The roar of an engine and squealing wheels announce Dom and Khi as they pull up at the front entrance to the hospital, the car skidding to a halt in front of me. I stand there, arms crossed, and the annoyance I've been feeling seems to have bubbled up even more as I wait for them. I'm impatient, desperate to get away from this place and inside my beauty. She really is the most beautiful girl I’ve ever laid eyes on. Her skin is fair, and she’s been dying her hair cotton candy pink since I told her she couldn’t. I love when she wears it up in those two high ponytails, and I can almost feel it sliding through my fingers.

Dom is behind the wheel, and Khi's in the passenger seat. As Khi leans over to unlock the door, he grins at me, flashing a cocky smile that's all too familiar. "Look who decided to show up," he says, teasing.

I roll my eyes and climb into the backseat. "You’re in a good mood."

Khi turns around, offering me a sly grin before his gaze settles on his brother.

Dom revs the engine, and we speed out of the hospital parking lot. As the wind rushes through the open windows, I can't help but feel a sense of freedom after being cooped up for so long. But it's a short-lived reprieve because my mind keeps circling back to Isabella.
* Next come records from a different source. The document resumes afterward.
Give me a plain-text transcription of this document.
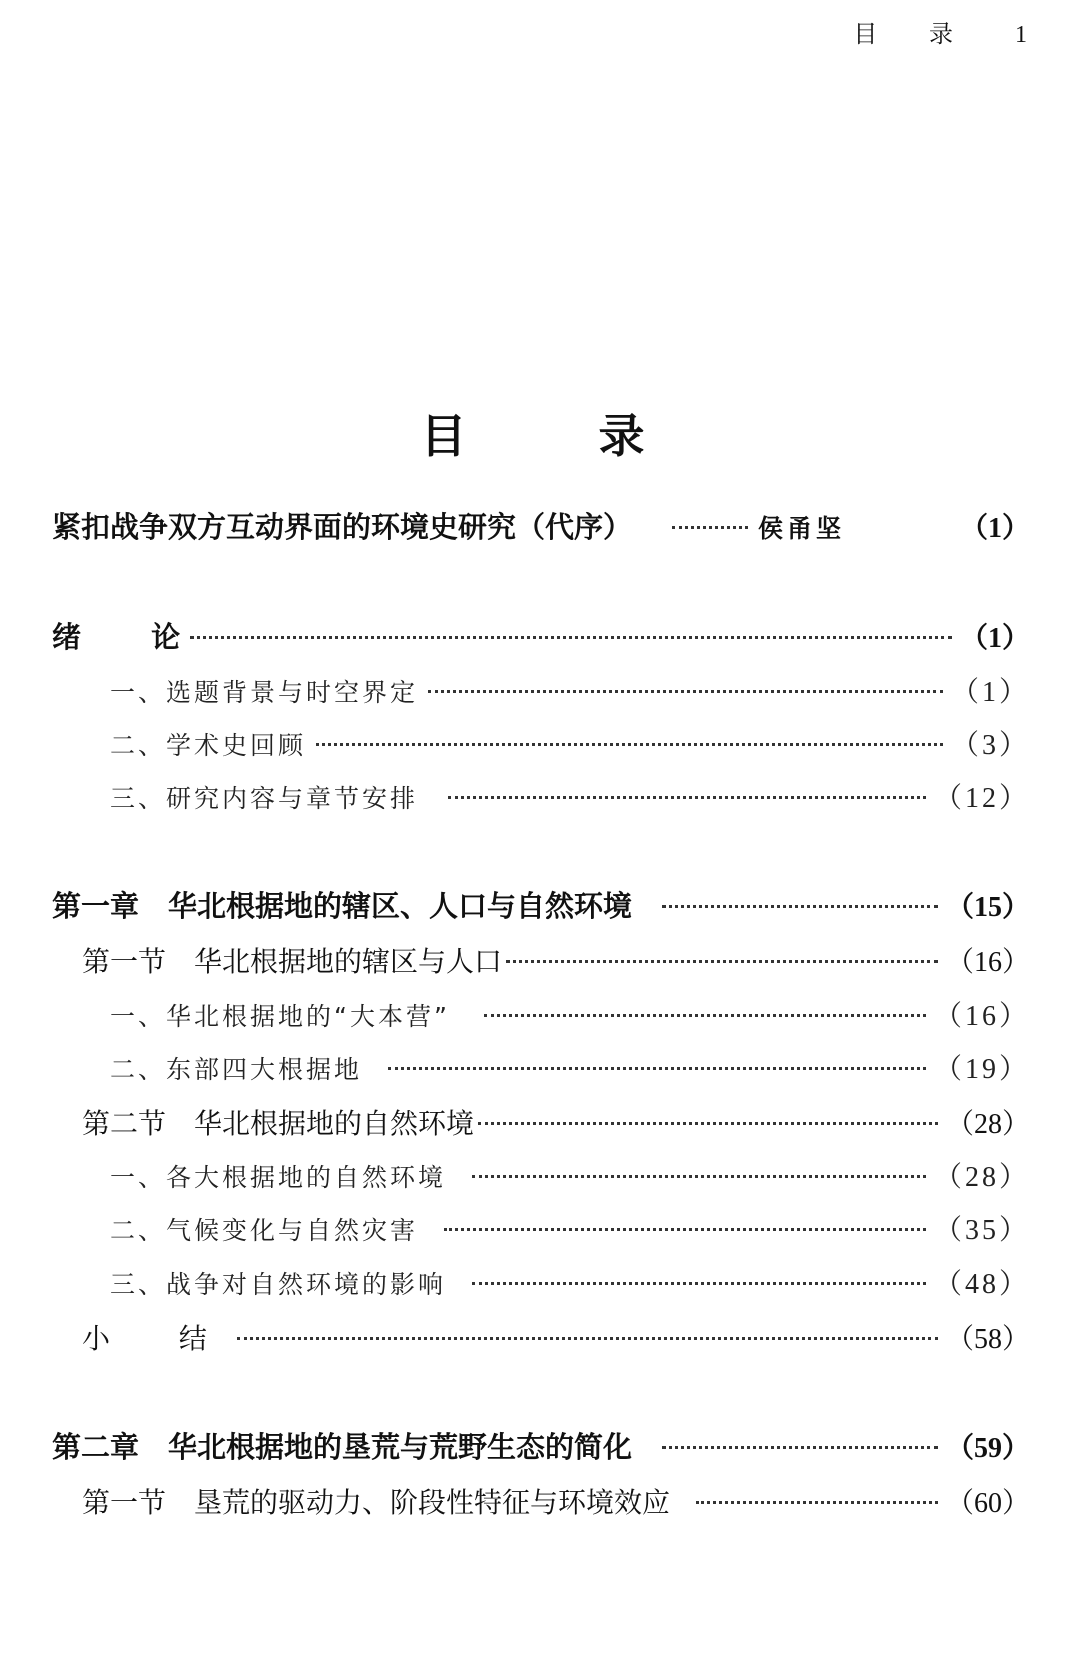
目 录 1
目 录
紧扣战争双方互动界面的环境史研究（代序）	侯甬坚	（1）
绪 论	（1）
一、选题背景与时空界定	（1）
二、学术史回顾	（3）
三、研究内容与章节安排	（12）
第一章　华北根据地的辖区、人口与自然环境	（15）
第一节　华北根据地的辖区与人口	（16）
一、华北根据地的“大本营”	（16）
二、东部四大根据地	（19）
第二节　华北根据地的自然环境	（28）
一、各大根据地的自然环境	（28）
二、气候变化与自然灾害	（35）
三、战争对自然环境的影响	（48）
小 结	（58）
第二章　华北根据地的垦荒与荒野生态的简化	（59）
第一节　垦荒的驱动力、阶段性特征与环境效应	（60）
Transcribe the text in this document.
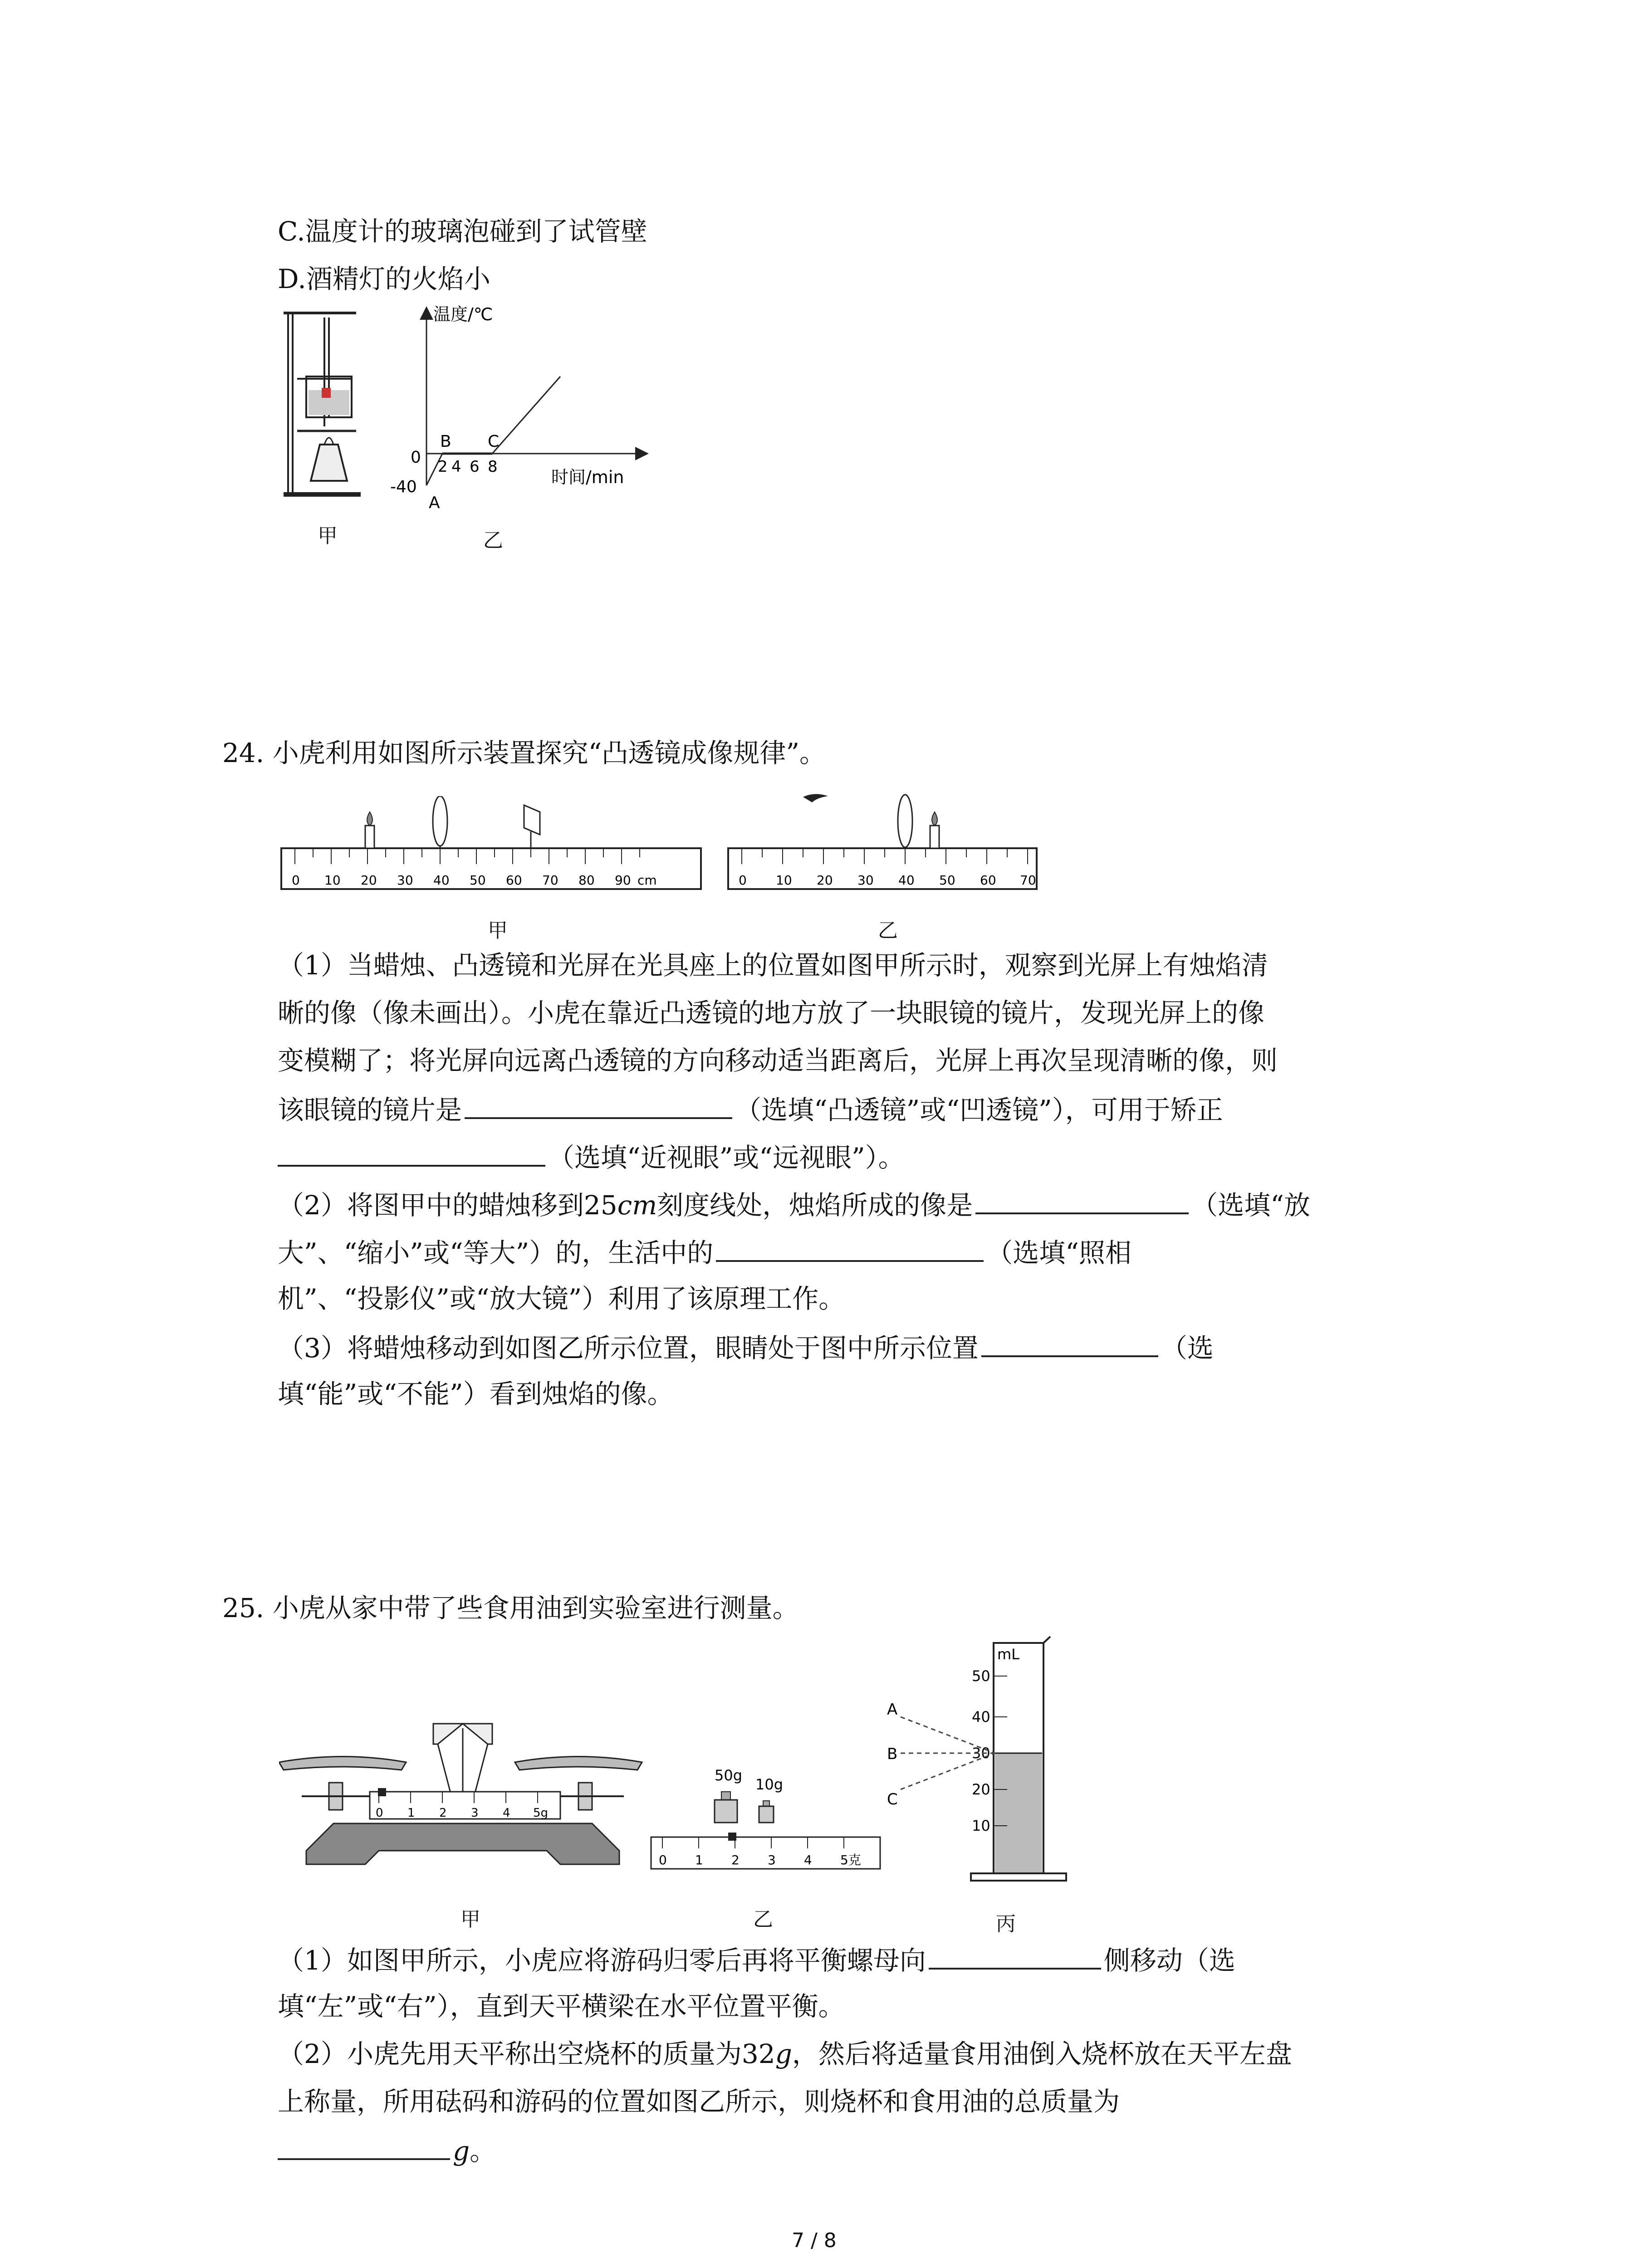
C.温度计的玻璃泡碰到了试管壁
D.酒精灯的火焰小
甲
温度/℃
时间/min
0
-40
2 4 6 8
A
B C
乙
24. 小虎利用如图所示装置探究“凸透镜成像规律”。
0 10 20 30 40 50 60 70 80 90 cm
甲
0 10 20 30 40 50 60 70
乙
（1）当蜡烛、凸透镜和光屏在光具座上的位置如图甲所示时，观察到光屏上有烛焰清
晰的像（像未画出）。小虎在靠近凸透镜的地方放了一块眼镜的镜片，发现光屏上的像
变模糊了；将光屏向远离凸透镜的方向移动适当距离后，光屏上再次呈现清晰的像，则
该眼镜的镜片是	（选填“凸透镜”或“凹透镜”），可用于矫正
（选填“近视眼”或“远视眼”）。
（2）将图甲中的蜡烛移到25cm刻度线处，烛焰所成的像是	（选填“放
大”、“缩小”或“等大”）的，生活中的	（选填“照相
机”、“投影仪”或“放大镜”）利用了该原理工作。
（3）将蜡烛移动到如图乙所示位置，眼睛处于图中所示位置	（选
填“能”或“不能”）看到烛焰的像。
25. 小虎从家中带了些食用油到实验室进行测量。
0 1 2 3 4 5g
甲
50g
10g
0 1 2 3 4 5克
乙
mL
50
40
30
20
10
A
B
C
丙
（1）如图甲所示，小虎应将游码归零后再将平衡螺母向	侧移动（选
填“左”或“右”），直到天平横梁在水平位置平衡。
（2）小虎先用天平称出空烧杯的质量为32g，然后将适量食用油倒入烧杯放在天平左盘
上称量，所用砝码和游码的位置如图乙所示，则烧杯和食用油的总质量为
g。
7 / 8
Khi glances at me in the rearview mirror. "You've got that look, man. Off to murder some fucker?"

I don't even try to deny it. "Probably a few fuckers. Depending on how many people have put their hands on Izzy while we’ve been apart."

Dom chuckles, his gaze still on the road. "Brazen motherfucker. Do you tell everyone that you fuck your sister?"

I smirk. "The real question is, do you tell anyone you’re fucking Khi?"

The car falls into a brief silence at my words, the playful banter momentarily extinguished. It's as if my mention of their relationship, which they've kept under wraps, has hit a nerve.